With reference to the samples analysed, the five wheels collected within the same trial always shared the same appearance, except in case of trial F (one wheel out of five presented an adequate holes’ amount), and C1 (3 out of five wheels showed an undesirable cavernous appearance) (Table 4). According to data, the use of Lyofast LC 4P1 in combination with PAB and LAB provided by the same supplier hampers holes development (Table 4). Moreover, in samples treated with the protective culture, panellists were not able to perceive the expected ‘Grouviera-type’ taste traditionally associated to Grottone cheese (Data not shown). From this perspective, the lack of holes could be due to an inhibition of the PAB starter development, rather than to an adverse interaction between PAB and protective culture.

Table 4.

Grottone cheese manufactures at farm level. Trial A: Lb. casei culture Lyofast LC 4P1 added with starters; Trial B, C, D, E and F: LC 4P1 used for milk pre-fermentation at 10, 36, 50, 70 and 100% of the total volume. C1, C2 and C3: controls.

Conclusions

LBD in hard and semi-hard cheeses could be avoided by determining the initial content of clostridial endospores in milk before processing. Based on results, MPN counts on BBB and CFU on RCM resulted to be the most suitable procedures for routine testing. By using these approaches clostridial spores were detected in 10 out 13 of the analysed milk samples and all cheeses with LBD, even if several discrepancies were recorded. The growth of clostridia in cheese can be controlled by using antimicrobial compounds. Lysozyme is the most common choice, but outcomes may be largely affected by the type of product, since commercial lysozymes greatly vary in terms of effectiveness. Biopreservation by means of protective LAB cultures may represent a promising opportunity, but the interaction with starters needs to be carefully investigated.
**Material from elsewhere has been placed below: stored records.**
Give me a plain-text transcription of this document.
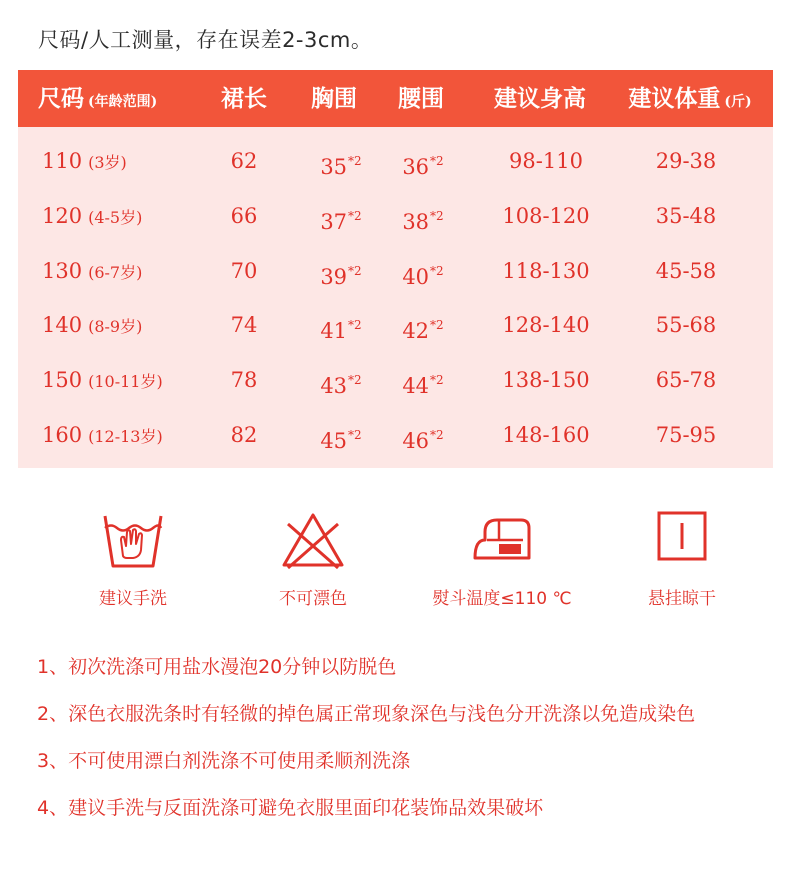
尺码/人工测量，存在误差2-3cm。
尺码 (年龄范围)	裙长 胸围 腰围 建议身高 建议体重 (斤)
110 (3岁)	62	35$^{*2}$ 36$^{*2}$	98-110	29-38
120 (4-5岁)	66	37$^{*2}$ 38$^{*2}$	108-120	35-48
130 (6-7岁)	70	39$^{*2}$ 40$^{*2}$	118-130	45-58
140 (8-9岁)	74	41$^{*2}$ 42$^{*2}$	128-140	55-68
150 (10-11岁)	78	43$^{*2}$ 44$^{*2}$	138-150	65-78
160 (12-13岁)	82	45$^{*2}$ 46$^{*2}$	148-160	75-95
建议手洗	不可漂色	熨斗温度≤110 ℃	悬挂晾干
1、初次洗涤可用盐水漫泡20分钟以防脱色
2、深色衣服洗条时有轻微的掉色属正常现象深色与浅色分开洗涤以免造成染色
3、不可使用漂白剂洗涤不可使用柔顺剂洗涤
4、建议手洗与反面洗涤可避免衣服里面印花装饰品效果破坏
As matter of fact, when the protective culture Lyofast LC 4P1 was used in combination with PAB and LAB in Grottone cheese manufacturing, the holes’ development was hampered, likely due to an inhibition of the PAB starter development as even proved by the absence of the expected ‘Grouviera-type’ taste.

As general consideration, the manufacture of Grottone cheese stands on a faint balance between lactic and propionic bacteria that leads to a qualitative inconsistency of the product, besides the creation of environmental conditions favourable to clostridia development.